Security Best Practices
Securing ASO in your cluster
ASO has 3 levers that allow you to manage access to your Azure resources:
- Controlling which CRDs are installed.
- Controlling the Azure identities used by ASO at each scope, including the Azure RBAC permissions assigned to those identities.
- Controlling the Kubernetes identities that use the cluster and their Kubernetes RBAC permissions.
We recommend making use of all 3 of these levers to fully secure a cluster running ASO.
Dos and Don’ts
✅ DO adopt this pattern.
⛔ DO NOT adopt this pattern.
General guidance
✅ DO use Azure Workload Identity for all credentials. Other supported identity types are called out in the authentication documentation.
✅ DO use namespace-scoped ASO credentials, rather than global scope. Note that the global scope credential is optional and may be omitted when installing ASO.
✅ DO follow the principle of least privilege
when assigning roles to identities which will be used by ASO. Remember, users with access to the namespace the
ASO credential is in can do everything that credential can do via ASO. This means that if users in namespace a
are supposed to have broad permissions only to resources in resourceGroup a
, then the ASO
identity for namespace a
should have Contributor only on resourceGroup a
and not the whole
subscription. See reducing access for more details on managing Azure access.
✅ DO restrict access to sensitive namespaces in the cluster. On AKS, you can use a combination of
AAD (now Entra) integration,
disabling local users, and
defining JIT/Conditional access policies.
We strongly recommend setting up conditional access policies for sensitive namespaces such as production
. Doubly so
if the ASO credential for that namespace has broad scope.
✅ DO use tools like ArgoCD or Flux to perform code review of changes to ASO CRs before allowing them to be merged and applied.
✅ DO only install the ASO CRDs you need, no more.
⛔ DO NOT install the RoleAssignment
CRD if you don’t need it. This CRD can enable escalation of privilege if not
used carefully. If using the RoleAssignment
, follow the other DOs in this guide to do it safely.
An Example Setup
A possible setup might be a dev
namespace set up as a development environment pointing at a development subscription,
and a prod
namespace set up as a production env. The dev
namespace might point to a development subscription
and the prod
namespace to a production subscription.
dev
namespace has Azure credentials which are contributor on the dev
subscription,
same for prod
for the prod sub. Developers in dev
are members of an Azure AD group with roles that give
access to CRUD ASO CRDs and other Kubernetes resources (Pods, etc) in the dev
namespace, but not the production
namespace.
This means that developers can do basically whatever they want in the dev namespace, including assign roles to themselves at the Azure level in the dev subscription.
prod
namespace also has an Azure AD group with roles that give access to CRUD ASO CRDs and other
Kubernetes resources, but that group is by default empty.
Users can use JIT/Conditional access policies
to escalate into that group.
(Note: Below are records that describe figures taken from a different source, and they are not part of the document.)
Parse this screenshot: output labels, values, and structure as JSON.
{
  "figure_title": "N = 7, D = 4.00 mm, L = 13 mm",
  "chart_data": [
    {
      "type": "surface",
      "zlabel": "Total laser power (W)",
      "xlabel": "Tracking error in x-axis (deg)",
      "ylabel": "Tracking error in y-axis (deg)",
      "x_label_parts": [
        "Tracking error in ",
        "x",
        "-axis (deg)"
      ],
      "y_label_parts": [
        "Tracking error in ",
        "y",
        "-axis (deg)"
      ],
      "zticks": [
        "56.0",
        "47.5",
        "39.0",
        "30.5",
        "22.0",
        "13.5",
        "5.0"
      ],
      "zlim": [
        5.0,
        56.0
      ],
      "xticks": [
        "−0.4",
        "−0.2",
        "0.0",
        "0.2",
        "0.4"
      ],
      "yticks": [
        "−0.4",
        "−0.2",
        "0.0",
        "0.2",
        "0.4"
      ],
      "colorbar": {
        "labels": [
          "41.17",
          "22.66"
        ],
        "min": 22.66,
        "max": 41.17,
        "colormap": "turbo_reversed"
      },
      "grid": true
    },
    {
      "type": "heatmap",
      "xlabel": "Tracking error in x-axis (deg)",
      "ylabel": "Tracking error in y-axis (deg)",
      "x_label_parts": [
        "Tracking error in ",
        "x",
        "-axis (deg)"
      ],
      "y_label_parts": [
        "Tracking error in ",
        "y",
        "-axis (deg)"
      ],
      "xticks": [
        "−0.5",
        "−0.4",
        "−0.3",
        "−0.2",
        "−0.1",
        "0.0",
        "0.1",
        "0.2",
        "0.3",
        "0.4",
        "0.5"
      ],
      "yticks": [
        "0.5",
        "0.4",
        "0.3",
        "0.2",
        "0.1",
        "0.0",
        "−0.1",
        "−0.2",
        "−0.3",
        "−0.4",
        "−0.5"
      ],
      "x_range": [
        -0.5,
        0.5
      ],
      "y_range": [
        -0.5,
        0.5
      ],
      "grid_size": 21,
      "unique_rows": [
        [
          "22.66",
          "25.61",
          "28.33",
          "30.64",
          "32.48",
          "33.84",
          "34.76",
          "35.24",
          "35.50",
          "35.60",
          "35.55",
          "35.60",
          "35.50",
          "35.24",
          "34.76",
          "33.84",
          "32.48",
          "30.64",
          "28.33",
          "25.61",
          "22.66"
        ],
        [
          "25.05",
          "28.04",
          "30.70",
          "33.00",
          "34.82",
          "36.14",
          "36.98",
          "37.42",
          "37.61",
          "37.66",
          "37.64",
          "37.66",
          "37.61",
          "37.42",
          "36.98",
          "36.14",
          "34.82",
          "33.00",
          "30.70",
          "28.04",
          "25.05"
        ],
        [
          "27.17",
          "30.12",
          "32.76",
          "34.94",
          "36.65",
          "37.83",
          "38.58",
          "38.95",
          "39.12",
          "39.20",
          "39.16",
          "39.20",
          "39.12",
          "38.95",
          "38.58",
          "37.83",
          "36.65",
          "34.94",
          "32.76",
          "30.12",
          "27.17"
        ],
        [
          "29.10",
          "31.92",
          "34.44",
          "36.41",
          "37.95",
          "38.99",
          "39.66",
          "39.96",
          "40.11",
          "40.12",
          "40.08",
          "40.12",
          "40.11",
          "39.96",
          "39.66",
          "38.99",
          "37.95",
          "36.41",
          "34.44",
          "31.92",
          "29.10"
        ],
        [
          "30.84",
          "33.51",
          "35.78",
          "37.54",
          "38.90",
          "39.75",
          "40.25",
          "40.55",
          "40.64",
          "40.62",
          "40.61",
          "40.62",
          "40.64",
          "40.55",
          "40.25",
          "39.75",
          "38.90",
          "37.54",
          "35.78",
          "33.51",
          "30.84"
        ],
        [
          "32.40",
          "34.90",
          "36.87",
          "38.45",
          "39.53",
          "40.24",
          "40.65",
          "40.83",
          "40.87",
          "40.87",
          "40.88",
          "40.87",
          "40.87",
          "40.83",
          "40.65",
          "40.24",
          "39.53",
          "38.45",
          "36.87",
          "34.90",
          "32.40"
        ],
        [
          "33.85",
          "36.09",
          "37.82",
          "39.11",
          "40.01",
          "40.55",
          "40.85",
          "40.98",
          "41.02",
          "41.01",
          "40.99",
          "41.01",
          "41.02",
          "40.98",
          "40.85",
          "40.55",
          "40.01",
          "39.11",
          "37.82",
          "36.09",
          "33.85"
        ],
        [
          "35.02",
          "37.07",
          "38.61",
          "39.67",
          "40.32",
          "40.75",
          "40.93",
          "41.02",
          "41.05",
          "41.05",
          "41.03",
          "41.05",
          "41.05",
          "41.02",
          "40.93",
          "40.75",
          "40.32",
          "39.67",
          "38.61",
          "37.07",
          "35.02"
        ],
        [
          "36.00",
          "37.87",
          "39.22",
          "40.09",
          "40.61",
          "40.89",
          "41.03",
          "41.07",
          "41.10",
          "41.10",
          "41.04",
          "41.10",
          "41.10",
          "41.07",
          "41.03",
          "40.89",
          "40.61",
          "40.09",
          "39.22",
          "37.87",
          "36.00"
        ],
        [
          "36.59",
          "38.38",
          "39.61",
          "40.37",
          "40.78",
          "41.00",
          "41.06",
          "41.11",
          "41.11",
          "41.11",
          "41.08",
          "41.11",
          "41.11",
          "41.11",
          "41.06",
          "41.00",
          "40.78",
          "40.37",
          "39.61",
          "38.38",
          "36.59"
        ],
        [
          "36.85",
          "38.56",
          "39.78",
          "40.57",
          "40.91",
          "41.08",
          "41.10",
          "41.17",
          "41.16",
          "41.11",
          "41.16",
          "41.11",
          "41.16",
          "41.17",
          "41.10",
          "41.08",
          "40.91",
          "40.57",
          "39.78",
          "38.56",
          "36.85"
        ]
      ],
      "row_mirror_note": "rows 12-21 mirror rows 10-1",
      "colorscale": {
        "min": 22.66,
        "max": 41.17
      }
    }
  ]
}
This means that by default, nobody can do anything in the prod
namespace to
either the Kubernetes resources (Pods, etc) or the Azure resources via ASO or the portal.
When a user needs ad-hoc access to the prod
namespace they can go through the JIT process to get
access to the prod
namespace. Standard deployments to prod
should be done through a CI/CD tool
like Argo or Flux. This has the advantage of ensuring that proposed changes to prod
need to first meet the merge bar
(pass through code review and other processes) to make it into the repo before Argo/Flux will deploy them to prod
.
The conditional access/JIT is a break-glass used rarely.
Note that the above is just one way to lay things out. The same ideas can be applied to a dev
and prod
resource group
within a single sub and also to other more complex topologies. test
or int
can be added in the middle with a more
locked down set of rules than dev but less locked down than prod (or maybe test
and prod
have very similar
lockdowns to force the same procedures across both).